Financial organizations and employers must report the RMD on Form 1099-R, Distributions From Pensions, Annuities, Retirement or Profit-Sharing Plans, IRAs, Insurance Contracts, etc., as a death distribution under each beneficiary’s name and Social Security number, entering code 4, Death, in Box 7.

Beneficiaries ultimately are responsible for taking RMDs timely. A 50 percent excess accumulation penalty tax applies to the amount that should have been taken by December 31 in the year of death but was not. Beneficiaries should use IRS Form 5329, Additional Taxes on Qualified Plans (Including IRAs) and Other Tax-Favored Accounts, to report this penalty tax. Sometimes beneficiaries do not come forward by the RMD deadline.

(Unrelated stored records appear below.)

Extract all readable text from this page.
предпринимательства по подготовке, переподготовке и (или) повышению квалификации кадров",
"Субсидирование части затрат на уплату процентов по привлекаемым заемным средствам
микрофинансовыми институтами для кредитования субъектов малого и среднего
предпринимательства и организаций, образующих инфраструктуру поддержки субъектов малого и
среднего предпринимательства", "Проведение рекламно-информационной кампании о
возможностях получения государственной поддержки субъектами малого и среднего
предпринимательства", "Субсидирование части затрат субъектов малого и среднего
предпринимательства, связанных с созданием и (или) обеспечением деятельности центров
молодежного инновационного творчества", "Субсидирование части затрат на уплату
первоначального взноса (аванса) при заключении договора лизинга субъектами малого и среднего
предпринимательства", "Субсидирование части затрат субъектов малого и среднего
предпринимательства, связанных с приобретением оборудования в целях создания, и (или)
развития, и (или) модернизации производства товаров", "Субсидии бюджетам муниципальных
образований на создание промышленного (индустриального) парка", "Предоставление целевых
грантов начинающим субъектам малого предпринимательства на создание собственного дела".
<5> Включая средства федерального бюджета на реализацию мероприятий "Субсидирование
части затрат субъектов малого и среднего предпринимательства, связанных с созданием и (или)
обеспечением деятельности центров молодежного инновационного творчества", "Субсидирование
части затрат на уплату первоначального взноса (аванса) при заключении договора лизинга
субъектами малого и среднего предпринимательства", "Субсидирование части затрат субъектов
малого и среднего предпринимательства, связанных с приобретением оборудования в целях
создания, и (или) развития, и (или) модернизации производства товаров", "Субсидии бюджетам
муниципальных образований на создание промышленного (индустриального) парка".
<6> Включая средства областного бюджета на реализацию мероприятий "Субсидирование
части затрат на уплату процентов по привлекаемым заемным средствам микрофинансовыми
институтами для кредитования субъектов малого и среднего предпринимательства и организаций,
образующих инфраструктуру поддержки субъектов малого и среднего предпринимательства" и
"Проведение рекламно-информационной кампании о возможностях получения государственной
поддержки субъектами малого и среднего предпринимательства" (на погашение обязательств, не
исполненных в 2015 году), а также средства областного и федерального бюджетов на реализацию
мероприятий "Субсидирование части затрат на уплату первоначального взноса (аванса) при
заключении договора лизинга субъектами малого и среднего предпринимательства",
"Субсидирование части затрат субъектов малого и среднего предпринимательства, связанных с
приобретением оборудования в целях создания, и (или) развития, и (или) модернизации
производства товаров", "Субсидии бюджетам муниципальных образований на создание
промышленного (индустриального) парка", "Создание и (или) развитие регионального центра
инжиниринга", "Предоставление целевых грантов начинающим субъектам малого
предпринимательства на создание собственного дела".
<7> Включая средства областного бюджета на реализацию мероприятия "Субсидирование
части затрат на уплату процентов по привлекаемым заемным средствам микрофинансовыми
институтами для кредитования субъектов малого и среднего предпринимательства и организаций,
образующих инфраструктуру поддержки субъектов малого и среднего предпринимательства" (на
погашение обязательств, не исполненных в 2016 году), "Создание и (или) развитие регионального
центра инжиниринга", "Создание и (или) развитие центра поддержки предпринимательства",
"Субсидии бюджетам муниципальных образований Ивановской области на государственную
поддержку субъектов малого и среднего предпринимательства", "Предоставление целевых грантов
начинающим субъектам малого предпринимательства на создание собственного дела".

They can apply for a waiver of the penalty tax by attaching a letter of explanation with Form 5329. If the IRS agrees that the mistake was because of reasonable error, it may waive the penalty.

Years After Death

Beneficiaries may have a variety of distribution options, as defined in the IRA or retirement plan documents, but when the account owner dies on or after his RBD, at a minimum, his beneficiary(ies) must continue annual distributions, or single life expectancy (SLEs) payments, beginning after the year of death. IRS Publication 590-B, Distributions from Individual Retirement Arrangements (IRAs), explains SLEs and contains the Single Life Expectancy Table, which provides the SLE factor used to calculate SLE amounts.

Better Customer Service

Regardless of when an account owner dies, distributions will need to be taken at some point. Making your beneficiary clients aware of the rules up front will not only help them avoid penalty taxes, but help you provide better customer service.